Ziel: Vorhersage des Weltraumwetters
Solche Sonneneruptionen tragen schließlich zu den Sonnenwinden und damit zum Phänomen des sogenannten Weltraumwetters bei. Gelegentlich treffen größere Stürme von Partikeln die Erdatmosphäre. Während das in früheren Zeiten ohne große Folgen blieb, zeigte bereits das Carrington-Ereignis 1859 erstmals, was heute droht: Damals traf ein extrem starker Sonnensturm die Erde und setzte Teile des Telegrafensystems in Brand. Leitungen sprühten Funken. Heute könnte ein solcher Sonnenwind weite Teile der Stromversorgung lahmlegen, Satelliten beschädigen und für einen Ausfall von Telekommunikations- und Navigationssystemen sorgen.

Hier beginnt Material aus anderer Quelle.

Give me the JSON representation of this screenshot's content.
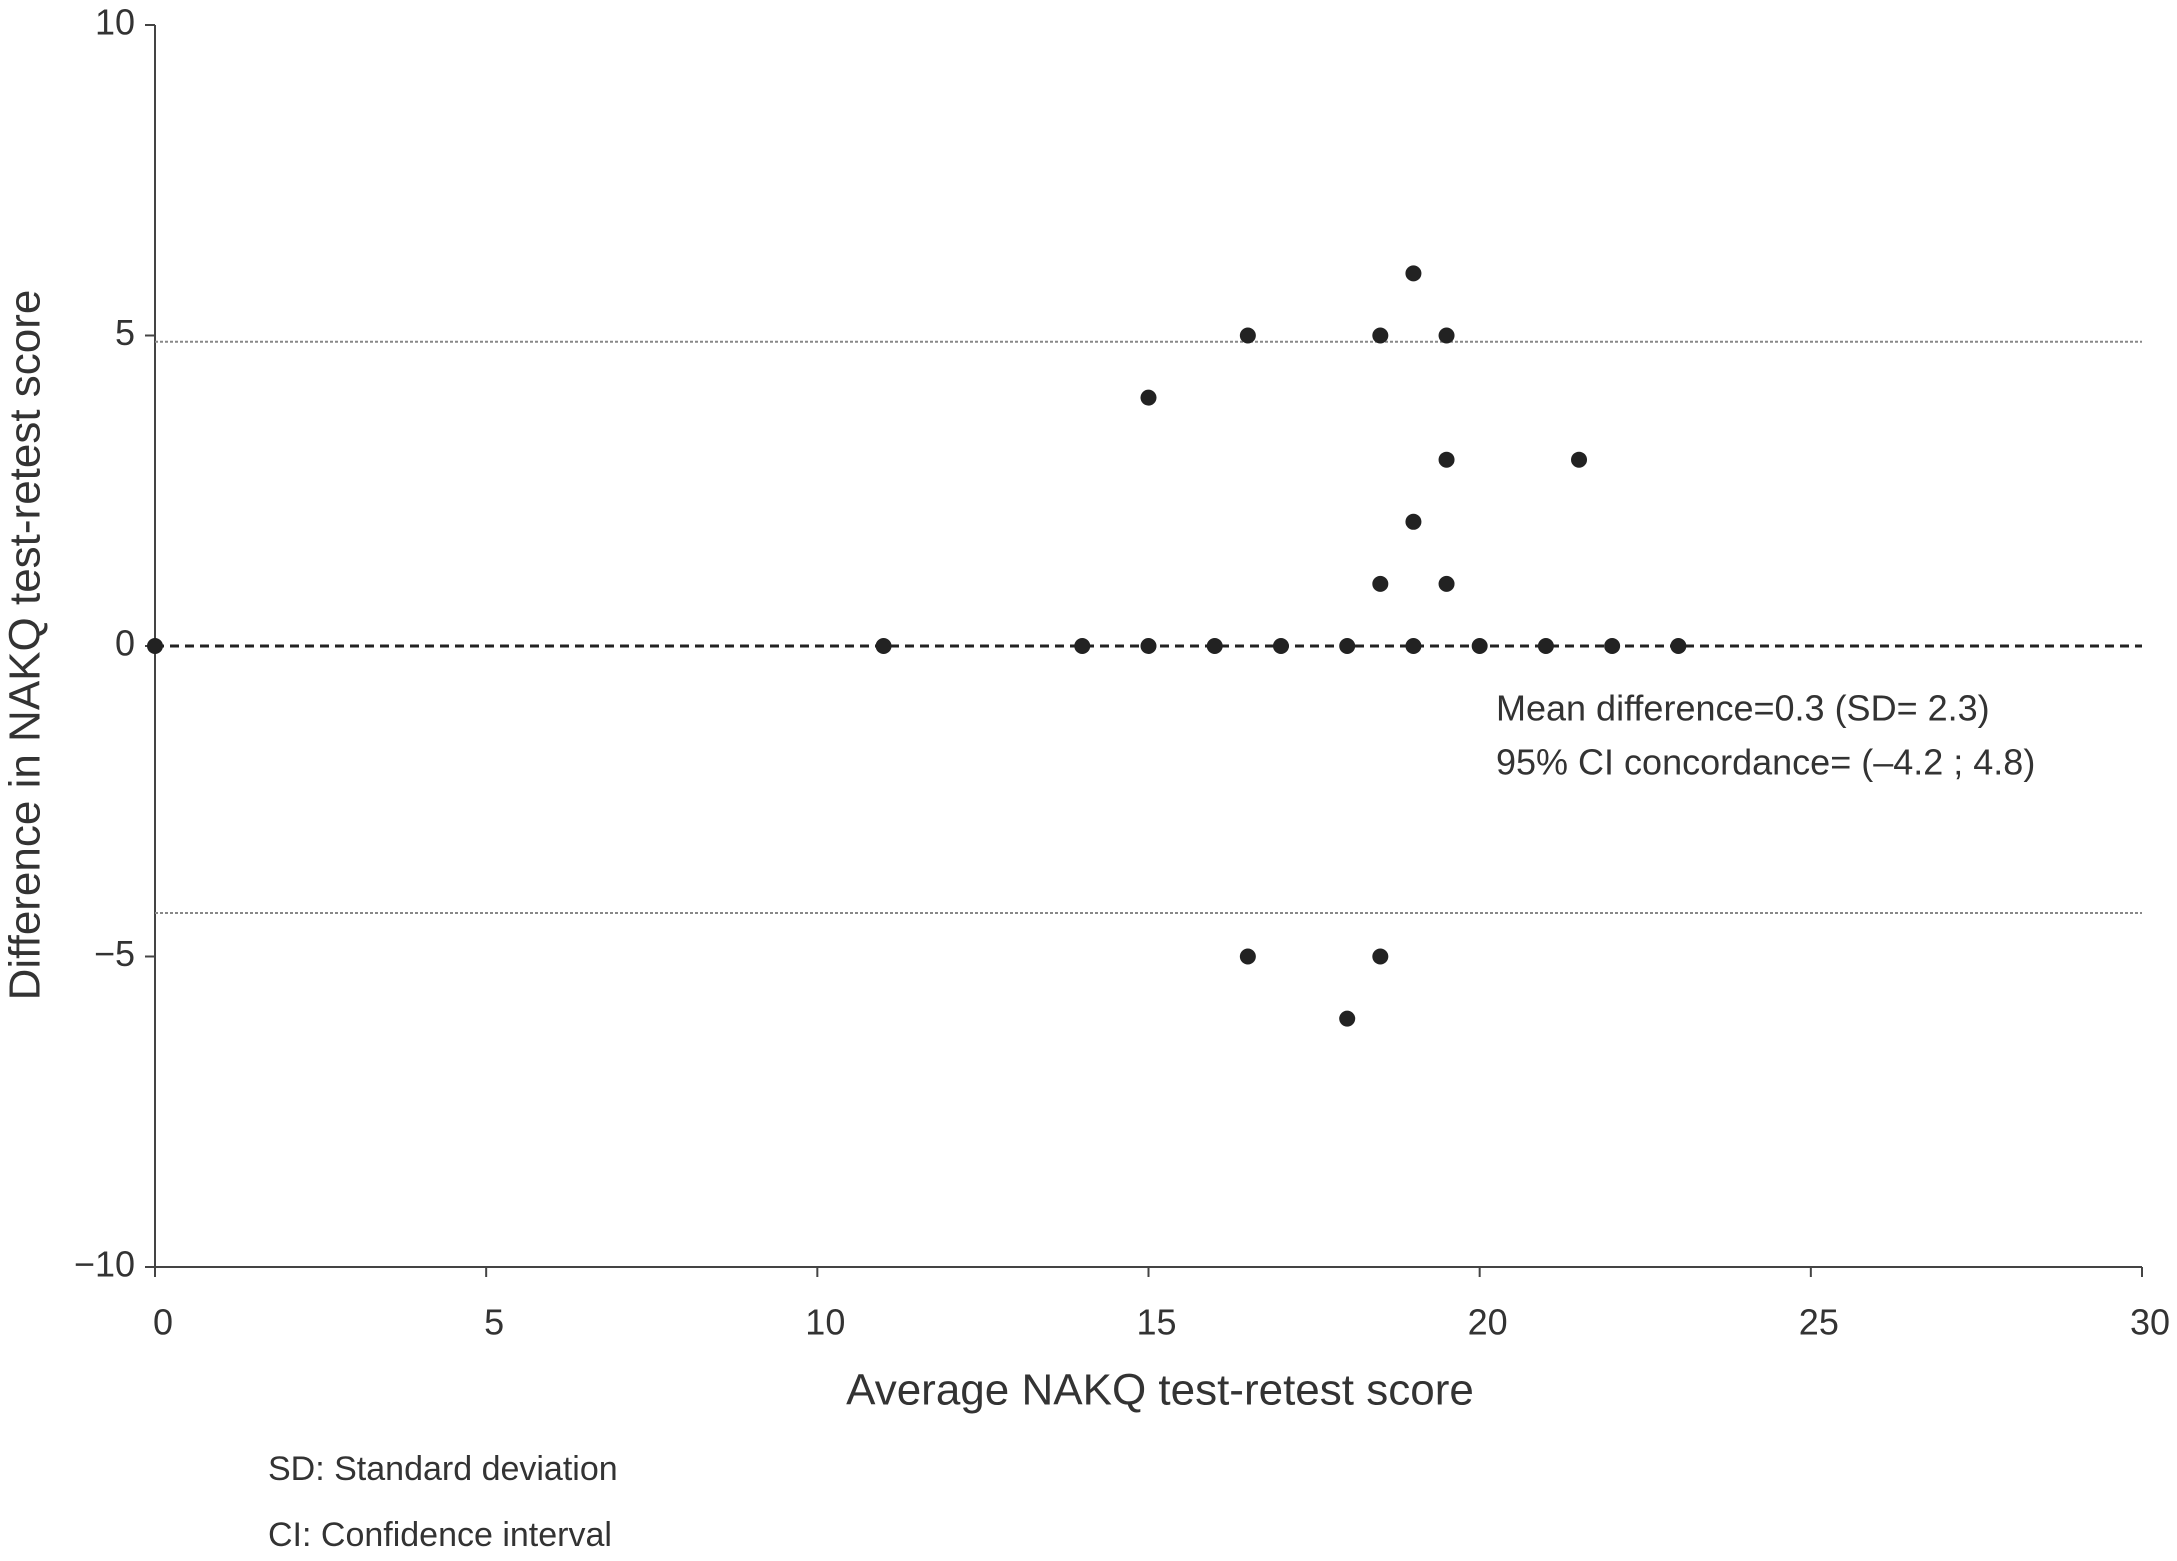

Allerdings können die Systeme geschützt werden, wenn sie rechtzeitig vor dem Eintreffen eines Sonnensturms heruntergefahren werden. Wenn die Wissenschaftler besser verstehen, wie sich das Magnetfeld und die Atmosphäre der Sonne verändern, können sie eher berechnen, wann bestimmte Ereignisse eintreten. "Wir können das Weltraumwetter nicht verändern, aber wir hoffen, es vorhersagen zu können", sagt Sami Solanki vom Max-Planck-Institut für Sonnensystemforschung in Göttingen. Er ist wissenschaftlicher Leiter für die Polarimetrische und Helioseismische Kamera, ein weiteres von insgesamt zehn Instrumenten an Bord. Es dient vor allem der Erforschung des Magnetfelds der Sonne und soll Hinweise liefern, wie der ungefähr elf Jahre dauernde Zyklus aus aktiven und ruhigen Phasen der Sonne genau angetrieben wird.

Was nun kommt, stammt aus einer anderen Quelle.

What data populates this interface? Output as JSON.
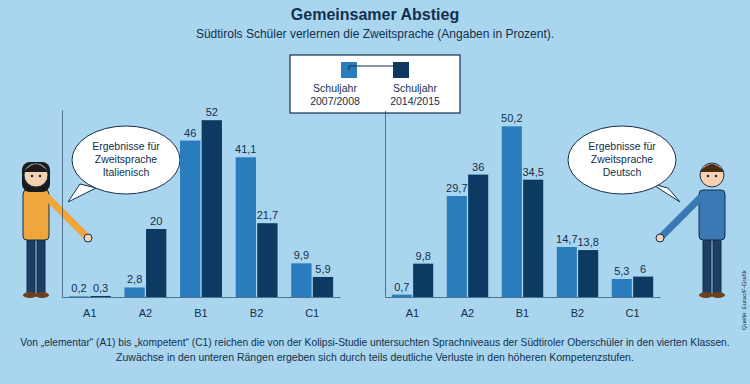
{
  "title": "Gemeinsamer Abstieg",
  "subtitle": "Südtirols Schüler verlernen die Zweitsprache (Angaben in Prozent).",
  "note": [
    "Von „elementar“ (A1) bis „kompetent“ (C1) reichen die von der Kolipsi-Studie untersuchten Sprachniveaus der Südtiroler Oberschüler in den vierten Klassen.",
    "Zuwächse in den unteren Rängen ergeben sich durch teils deutliche Verluste in den höheren Kompetenzstufen."
  ],
  "source": "Quelle: Eurac/F-Grafik",
  "chart_data": [
    {
      "type": "bar",
      "annotation": [
        "Ergebnisse für",
        "Zweitsprache",
        "Italienisch"
      ],
      "categories": [
        "A1",
        "A2",
        "B1",
        "B2",
        "C1"
      ],
      "series": [
        {
          "name": "Schuljahr 2007/2008",
          "color": "#2a7dbd",
          "values": [
            0.2,
            2.8,
            46,
            41.1,
            9.9
          ],
          "value_labels": [
            "0,2",
            "2,8",
            "46",
            "41,1",
            "9,9"
          ]
        },
        {
          "name": "Schuljahr 2014/2015",
          "color": "#0c3a62",
          "values": [
            0.3,
            20,
            52,
            21.7,
            5.9
          ],
          "value_labels": [
            "0,3",
            "20",
            "52",
            "21,7",
            "5,9"
          ]
        }
      ],
      "ylim": [
        0,
        55
      ],
      "data_labels": true,
      "tick_labels": "x",
      "legend": "top"
    },
    {
      "type": "bar",
      "annotation": [
        "Ergebnisse für",
        "Zweitsprache",
        "Deutsch"
      ],
      "categories": [
        "A1",
        "A2",
        "B1",
        "B2",
        "C1"
      ],
      "series": [
        {
          "color": "#2a7dbd",
          "values": [
            0.7,
            29.7,
            50.2,
            14.7,
            5.3
          ],
          "value_labels": [
            "0,7",
            "29,7",
            "50,2",
            "14,7",
            "5,3"
          ]
        },
        {
          "color": "#0c3a62",
          "values": [
            9.8,
            36,
            34.5,
            13.8,
            6
          ],
          "value_labels": [
            "9,8",
            "36",
            "34,5",
            "13,8",
            "6"
          ]
        }
      ],
      "ylim": [
        0,
        55
      ],
      "data_labels": true,
      "tick_labels": "x"
    }
  ]
}
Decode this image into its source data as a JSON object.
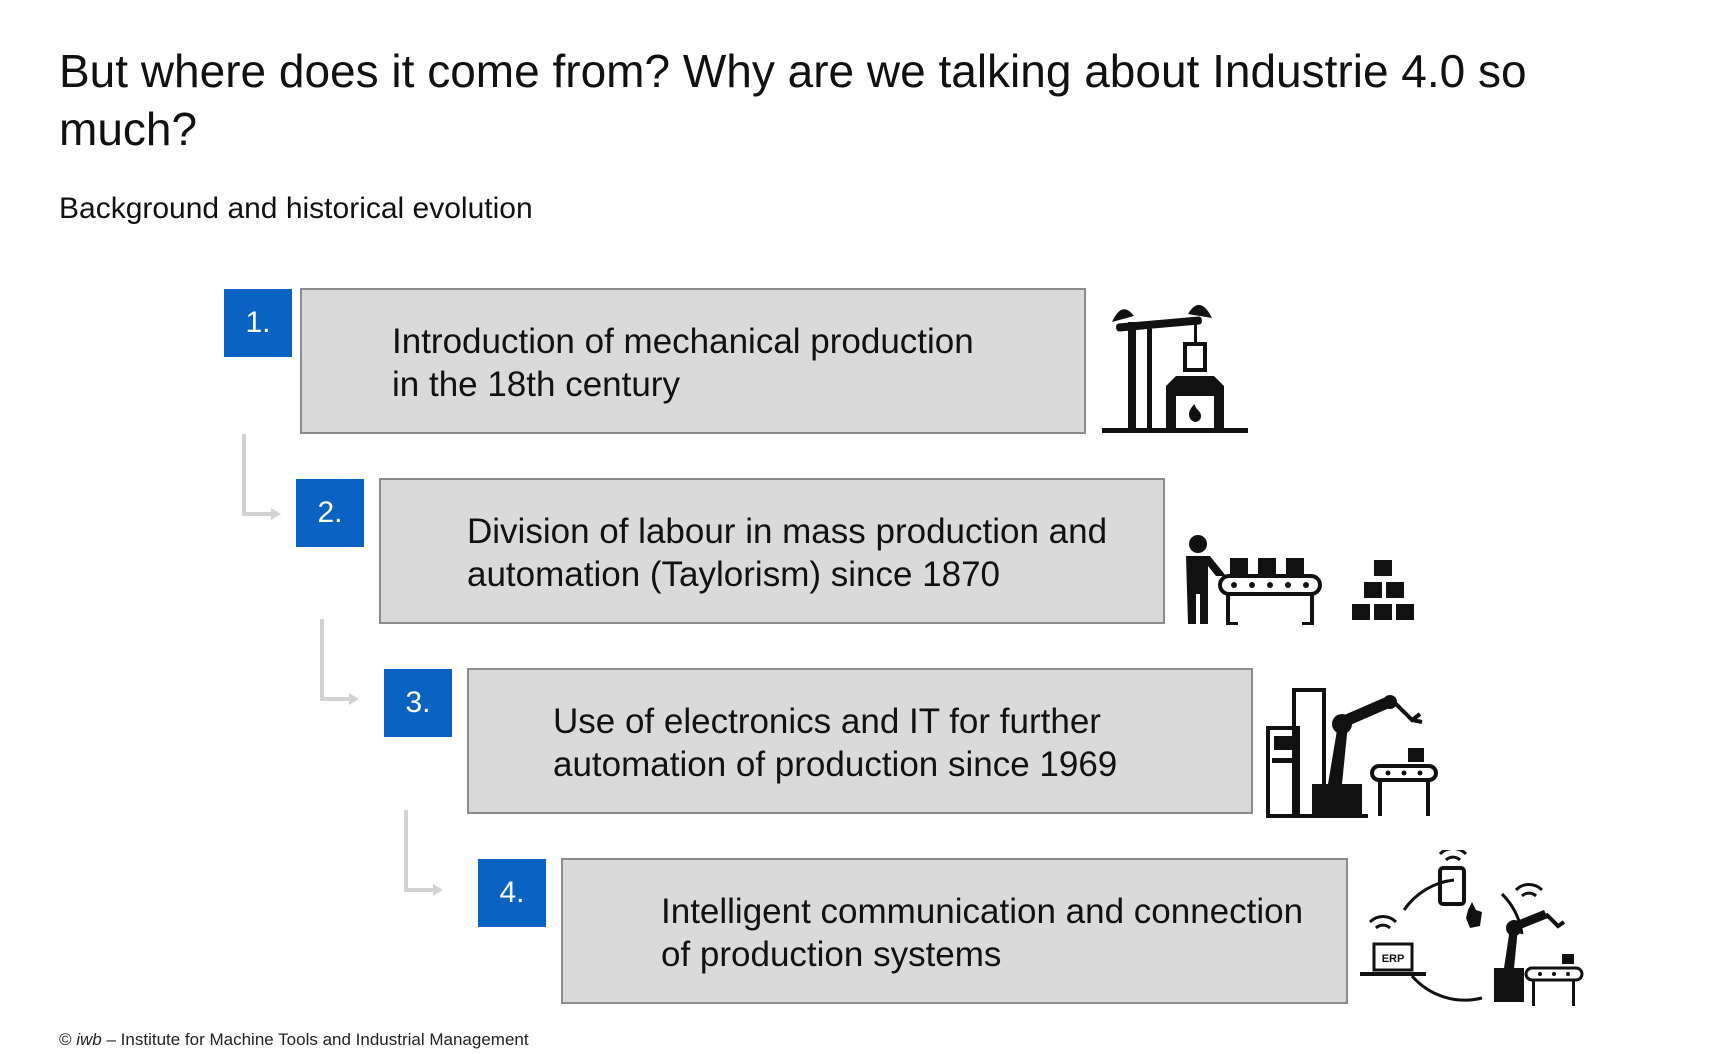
{
  "slide": {
    "title": "But where does it come from? Why are we talking about Industrie 4.0 so much?",
    "subtitle": "Background and historical evolution",
    "steps": [
      {
        "number": "1.",
        "line1": "Introduction of mechanical production",
        "line2": "in the 18th century",
        "icon": "steam-engine-icon"
      },
      {
        "number": "2.",
        "line1": "Division of labour in mass production and",
        "line2": "automation (Taylorism) since 1870",
        "icon": "assembly-line-icon"
      },
      {
        "number": "3.",
        "line1": "Use of electronics and IT for further",
        "line2": "automation of production since 1969",
        "icon": "robot-arm-icon"
      },
      {
        "number": "4.",
        "line1": "Intelligent communication and connection",
        "line2": "of production systems",
        "icon": "connected-systems-icon"
      }
    ],
    "erp_label": "ERP",
    "footer": {
      "prefix": "© ",
      "brand": "iwb",
      "text": " – Institute for Machine Tools and Industrial Management"
    }
  },
  "colors": {
    "accent": "#0a63c2",
    "box_fill": "#dadada",
    "box_border": "#8c8c8c",
    "connector": "#d2d2d2"
  }
}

Solar Orbiter soll erstmals Pole der Sonne beobachten
Aktuell befindet sich der Solar Orbiter noch in der Vorbereitungsphase der eigentlichen Mission. In den kommenden Jahren soll er zwei Mal die Venus und einmal die Erde passieren. Dabei wird die Sonde die Schwerkraft der Planeten nutzen, um sich in ihre Zielumlaufbahn um die Sonne zu bringen. Die soll sie unter anderem über die Polarregionen unseres Sterns führen, also die Angelpunkte der Achse, um die sich die Sonne dreht. Das Besondere: Weil sich alle Planeten in einer Bahnebene um den Äquator der Sonne bewegen, haben wir die Pole noch nie gesehen.
Zudem kann der Solar-Orbiter Wellenlängen des Lichts erfassen, die den Erdboden nie erreichen, weil sie von unserer Atmosphäre absorbiert werden. Derzeit befindet sich die Sonne in einer ruhigen Phase. Aber die Forscher erwarten, dass die Sonnenaktivität stark zunimmt und dann im Jahr 2022 deutlich zu beobachten ist, wenn der Solar Orbiter seine wissenschaftliche Zielumlaufbahn erreicht.
Goldene Jahre der Sonnenforschung
Der Solar Orbiter ist nicht das einzige Raumschiff, das derzeit die Sonne beobachtet. Auch die Parker Solar Probe (Nasa) und BepiColumbo (ESA und JAXA) umkreisen den Stern. Für die Wissenschaftler ergeben sich so interessante Möglichkeiten zur Kombination. So kann der Solar Orbiter beispielsweise das Umfeld der Parker Solar Probe beobachten, wenn diese sich der Sonne sehr eng nähert. Weil Parker deutlich enger am Stern operiert, konnten die Forscher dort keine Kameras installieren. Sie wären von der Strahlung der Sonne zerstört worden. Die Kombination verschiedener Sonden macht aber möglich, dass so umfangreiche Daten von verschiedenen Instrumenten gesammelt werden können. Die am Solar Orbiter beteiligten Wissenschaftler gehen deshalb davon aus, dass die kommenden Jahre große Fortschritte bei der Erforschung der Sonne bringen werden.